Um Bindungsangst zu überwinden, ist es wichtig, neue Erfahrungen zu machen. Nachdem Sie Ihre früheren Beziehungserfahrungen reflektiert und erkannt haben, welche alten Muster heute nicht mehr hilfreich sind, können Sie bewusst anders handeln. Indem Sie Ihre Muster kennen, haben Sie die Möglichkeit, bewusst neue Wege einzuschlagen. Vielleicht haben Sie zum Beispiel festgestellt, dass Sie dazu tendieren, Beziehungen frühzeitig zu beenden, aus Angst, verletzt zu werden. Mit diesem Wissen können Sie in der nächsten Beziehung bewusst entscheiden, über Ihre Ängste zu sprechen, anstatt die Beziehung abzubrechen. 

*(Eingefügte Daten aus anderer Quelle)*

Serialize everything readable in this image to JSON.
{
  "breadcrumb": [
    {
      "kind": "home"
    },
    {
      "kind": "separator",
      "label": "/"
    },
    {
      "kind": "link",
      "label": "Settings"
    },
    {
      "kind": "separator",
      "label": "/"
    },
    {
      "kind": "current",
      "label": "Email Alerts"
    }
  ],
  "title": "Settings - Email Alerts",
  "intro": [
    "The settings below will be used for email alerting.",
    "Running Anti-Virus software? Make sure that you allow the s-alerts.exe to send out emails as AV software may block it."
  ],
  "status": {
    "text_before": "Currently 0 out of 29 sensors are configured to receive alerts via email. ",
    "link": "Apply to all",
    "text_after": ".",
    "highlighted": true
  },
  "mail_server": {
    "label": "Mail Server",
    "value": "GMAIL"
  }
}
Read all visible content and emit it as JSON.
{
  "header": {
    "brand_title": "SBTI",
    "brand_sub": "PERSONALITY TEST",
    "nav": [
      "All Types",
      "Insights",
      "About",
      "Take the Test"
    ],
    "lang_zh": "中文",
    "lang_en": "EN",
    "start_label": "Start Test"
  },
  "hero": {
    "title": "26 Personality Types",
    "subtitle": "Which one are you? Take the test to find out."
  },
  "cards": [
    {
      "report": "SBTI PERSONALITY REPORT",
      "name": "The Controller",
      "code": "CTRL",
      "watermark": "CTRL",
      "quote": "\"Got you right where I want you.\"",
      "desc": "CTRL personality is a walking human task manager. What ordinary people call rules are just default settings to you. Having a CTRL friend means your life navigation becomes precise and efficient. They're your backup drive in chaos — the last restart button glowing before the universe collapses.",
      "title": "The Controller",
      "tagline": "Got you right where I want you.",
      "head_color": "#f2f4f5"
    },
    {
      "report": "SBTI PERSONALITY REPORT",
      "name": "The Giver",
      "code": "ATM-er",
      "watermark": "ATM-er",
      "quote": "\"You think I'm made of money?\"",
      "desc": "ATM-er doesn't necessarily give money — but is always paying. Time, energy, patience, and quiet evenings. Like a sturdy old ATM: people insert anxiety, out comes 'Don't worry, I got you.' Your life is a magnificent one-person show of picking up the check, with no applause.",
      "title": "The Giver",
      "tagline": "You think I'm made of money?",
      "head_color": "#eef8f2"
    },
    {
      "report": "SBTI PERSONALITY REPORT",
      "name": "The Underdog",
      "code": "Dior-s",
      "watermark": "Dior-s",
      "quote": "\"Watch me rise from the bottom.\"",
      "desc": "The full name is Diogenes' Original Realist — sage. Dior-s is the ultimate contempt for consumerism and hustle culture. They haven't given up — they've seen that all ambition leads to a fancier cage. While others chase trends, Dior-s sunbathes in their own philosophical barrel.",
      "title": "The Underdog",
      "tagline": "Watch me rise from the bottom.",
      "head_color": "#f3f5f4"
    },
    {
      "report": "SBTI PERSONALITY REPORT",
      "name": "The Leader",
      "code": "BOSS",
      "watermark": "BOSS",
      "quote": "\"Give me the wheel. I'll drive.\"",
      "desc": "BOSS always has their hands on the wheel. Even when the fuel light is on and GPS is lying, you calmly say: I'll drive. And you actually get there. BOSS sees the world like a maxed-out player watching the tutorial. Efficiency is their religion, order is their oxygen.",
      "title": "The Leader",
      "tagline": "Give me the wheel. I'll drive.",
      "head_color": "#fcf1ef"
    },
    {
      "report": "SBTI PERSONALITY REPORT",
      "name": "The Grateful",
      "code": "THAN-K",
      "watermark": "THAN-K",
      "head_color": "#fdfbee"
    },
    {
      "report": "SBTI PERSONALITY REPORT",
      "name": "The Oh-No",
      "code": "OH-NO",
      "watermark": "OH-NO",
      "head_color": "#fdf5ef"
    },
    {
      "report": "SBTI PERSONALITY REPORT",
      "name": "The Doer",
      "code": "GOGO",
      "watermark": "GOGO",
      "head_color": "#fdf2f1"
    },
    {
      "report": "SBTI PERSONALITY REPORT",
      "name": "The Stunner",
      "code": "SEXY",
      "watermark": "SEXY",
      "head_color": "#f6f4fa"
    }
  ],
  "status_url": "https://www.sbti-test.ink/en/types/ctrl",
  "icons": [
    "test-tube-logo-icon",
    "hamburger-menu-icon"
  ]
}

Wenn Sie feststellen, dass es Ihnen schwerfällt, aus alten Mustern auszubrechen und Sie immer wieder in die gleichen Verhaltensweisen zurückfallen, kann eine Psychotherapie eine hilfreiche Option sein. Eine versierte Psychotherapeutin oder ein versierter Psychotherapeut kann Sie dabei unterstützen, diese vertrauten Muster zu erkennen und neue Wege auszuprobieren. Durch die Therapie haben Sie die Möglichkeit, Ihre Bindungsangst zu überwinden und neue Erfahrungen zu machen, die Ihnen helfen, gesündere Beziehungen aufzubauen.